Why such hands-off treatment for a known leftist whose biography and travels were well-known to senior CIA operations officers? (Those in the know about Oswald included assistant deputy director Tom Karamessines, chief of Western Hemisphere operations William J. Hood, Mexico desk chief John Whitten and counterintelligence liaison officer Jane Roman.
One possible explanation is that these officials thought of Oswald as an asset, a person who could provide information and/or be manipulated. In a word, Oswald may have been what Henry Wade said he was.
There’s no piece of paper that says that, say defenders of the FBI and CIA.
Henry Wade’s voice of experience was a useful corrective to such willful naivete. The people who ran agents didn’t have to keep receipts or even identify their paid informants to superiors, Wade said. At a time when the extent fo the CIA’s pre-assassination surveillance of Oswald was a supreme “national security” secret, Wade’s candor endangered the FBI and the CIA’s “plausible deniability” on Oswald.
One online biography of Wade states that in 1964, “Wade produced a screenplay on the assassination entitled Countdown in Dallas. The script suggested that Lee Harvey Oswald and Jack Ruby were involved in a conspiracy to kill John F. Kennedy. The film was never made.”
Wade stayed on as D.A. in Dallas for another decade, gaining a measure of fame for his role in the landmark abortion rights case, Roe v. Wade.
It would be thirty years before the full extent of the CIA and FBI’s pre-assassination surveillance of Lee Harvey Oswald would be revealed to the American people.

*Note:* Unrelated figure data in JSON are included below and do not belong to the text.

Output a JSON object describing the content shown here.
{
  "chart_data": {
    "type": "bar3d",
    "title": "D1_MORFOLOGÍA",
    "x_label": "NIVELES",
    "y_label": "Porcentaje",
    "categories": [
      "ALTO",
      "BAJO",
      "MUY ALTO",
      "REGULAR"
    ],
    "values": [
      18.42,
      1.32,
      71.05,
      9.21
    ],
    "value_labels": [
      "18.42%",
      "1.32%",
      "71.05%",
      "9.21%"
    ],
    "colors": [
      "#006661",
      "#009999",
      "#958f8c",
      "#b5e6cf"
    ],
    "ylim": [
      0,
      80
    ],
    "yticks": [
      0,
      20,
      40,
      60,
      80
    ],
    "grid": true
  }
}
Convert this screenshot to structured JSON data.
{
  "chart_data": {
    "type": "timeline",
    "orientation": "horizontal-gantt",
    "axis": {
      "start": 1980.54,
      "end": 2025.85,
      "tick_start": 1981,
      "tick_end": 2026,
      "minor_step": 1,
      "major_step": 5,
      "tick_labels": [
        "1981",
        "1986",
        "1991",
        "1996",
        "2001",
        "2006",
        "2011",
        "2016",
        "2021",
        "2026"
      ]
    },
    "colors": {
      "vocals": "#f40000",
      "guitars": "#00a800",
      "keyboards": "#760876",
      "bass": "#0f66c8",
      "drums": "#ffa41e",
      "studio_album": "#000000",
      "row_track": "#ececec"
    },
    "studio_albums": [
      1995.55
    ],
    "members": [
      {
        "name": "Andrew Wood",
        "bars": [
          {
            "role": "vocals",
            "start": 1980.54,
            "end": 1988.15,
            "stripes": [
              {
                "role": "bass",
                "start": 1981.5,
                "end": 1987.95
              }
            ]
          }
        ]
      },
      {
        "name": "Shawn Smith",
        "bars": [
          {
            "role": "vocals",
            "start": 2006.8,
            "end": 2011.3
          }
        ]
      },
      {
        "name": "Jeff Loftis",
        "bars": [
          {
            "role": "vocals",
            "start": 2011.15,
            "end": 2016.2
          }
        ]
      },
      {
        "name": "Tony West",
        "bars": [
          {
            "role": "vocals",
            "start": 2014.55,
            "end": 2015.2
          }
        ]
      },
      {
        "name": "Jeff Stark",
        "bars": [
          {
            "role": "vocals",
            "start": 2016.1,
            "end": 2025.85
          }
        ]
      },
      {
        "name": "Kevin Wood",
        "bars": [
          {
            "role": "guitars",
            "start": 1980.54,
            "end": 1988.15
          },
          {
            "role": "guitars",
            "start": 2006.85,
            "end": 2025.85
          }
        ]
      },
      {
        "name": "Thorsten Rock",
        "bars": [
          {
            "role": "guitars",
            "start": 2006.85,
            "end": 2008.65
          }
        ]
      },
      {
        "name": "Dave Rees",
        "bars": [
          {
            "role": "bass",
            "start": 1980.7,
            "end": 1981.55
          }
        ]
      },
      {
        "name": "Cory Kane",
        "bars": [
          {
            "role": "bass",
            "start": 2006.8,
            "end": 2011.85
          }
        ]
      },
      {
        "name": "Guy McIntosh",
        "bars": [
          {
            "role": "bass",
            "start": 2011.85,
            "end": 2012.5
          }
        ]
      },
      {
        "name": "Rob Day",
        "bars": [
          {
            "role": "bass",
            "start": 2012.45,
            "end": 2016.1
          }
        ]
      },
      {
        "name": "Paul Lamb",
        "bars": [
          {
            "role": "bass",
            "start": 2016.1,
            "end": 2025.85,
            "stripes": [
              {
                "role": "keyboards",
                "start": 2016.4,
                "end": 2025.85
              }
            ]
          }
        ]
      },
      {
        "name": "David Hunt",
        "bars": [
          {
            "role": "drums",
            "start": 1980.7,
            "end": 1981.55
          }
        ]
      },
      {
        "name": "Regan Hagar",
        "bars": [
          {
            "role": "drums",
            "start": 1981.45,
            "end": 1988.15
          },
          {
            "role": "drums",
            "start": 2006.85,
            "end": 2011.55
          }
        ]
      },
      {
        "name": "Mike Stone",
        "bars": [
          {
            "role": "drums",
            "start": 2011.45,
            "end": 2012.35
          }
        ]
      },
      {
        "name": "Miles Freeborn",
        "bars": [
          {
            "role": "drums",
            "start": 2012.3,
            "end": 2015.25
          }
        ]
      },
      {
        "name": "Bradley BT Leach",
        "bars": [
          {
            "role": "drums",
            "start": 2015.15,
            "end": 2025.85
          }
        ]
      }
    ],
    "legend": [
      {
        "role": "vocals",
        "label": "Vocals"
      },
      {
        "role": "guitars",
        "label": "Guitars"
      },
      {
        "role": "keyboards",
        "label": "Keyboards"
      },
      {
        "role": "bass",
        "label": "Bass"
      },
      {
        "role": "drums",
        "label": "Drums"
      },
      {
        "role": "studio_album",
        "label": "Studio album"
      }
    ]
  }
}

Kim Wade, a Dallas attorney and Henry Wade’s son, reviewed his father’s FBI file at the request of the Dallas News. Afterward, he said: “If my dad were alive and looking back on this incident, I think he would be wryly amused. He may have adjusted his story to maintain good relations with the FBI. But the big picture is that the FBI wanted it to appear that it had nothing to do with Oswald.”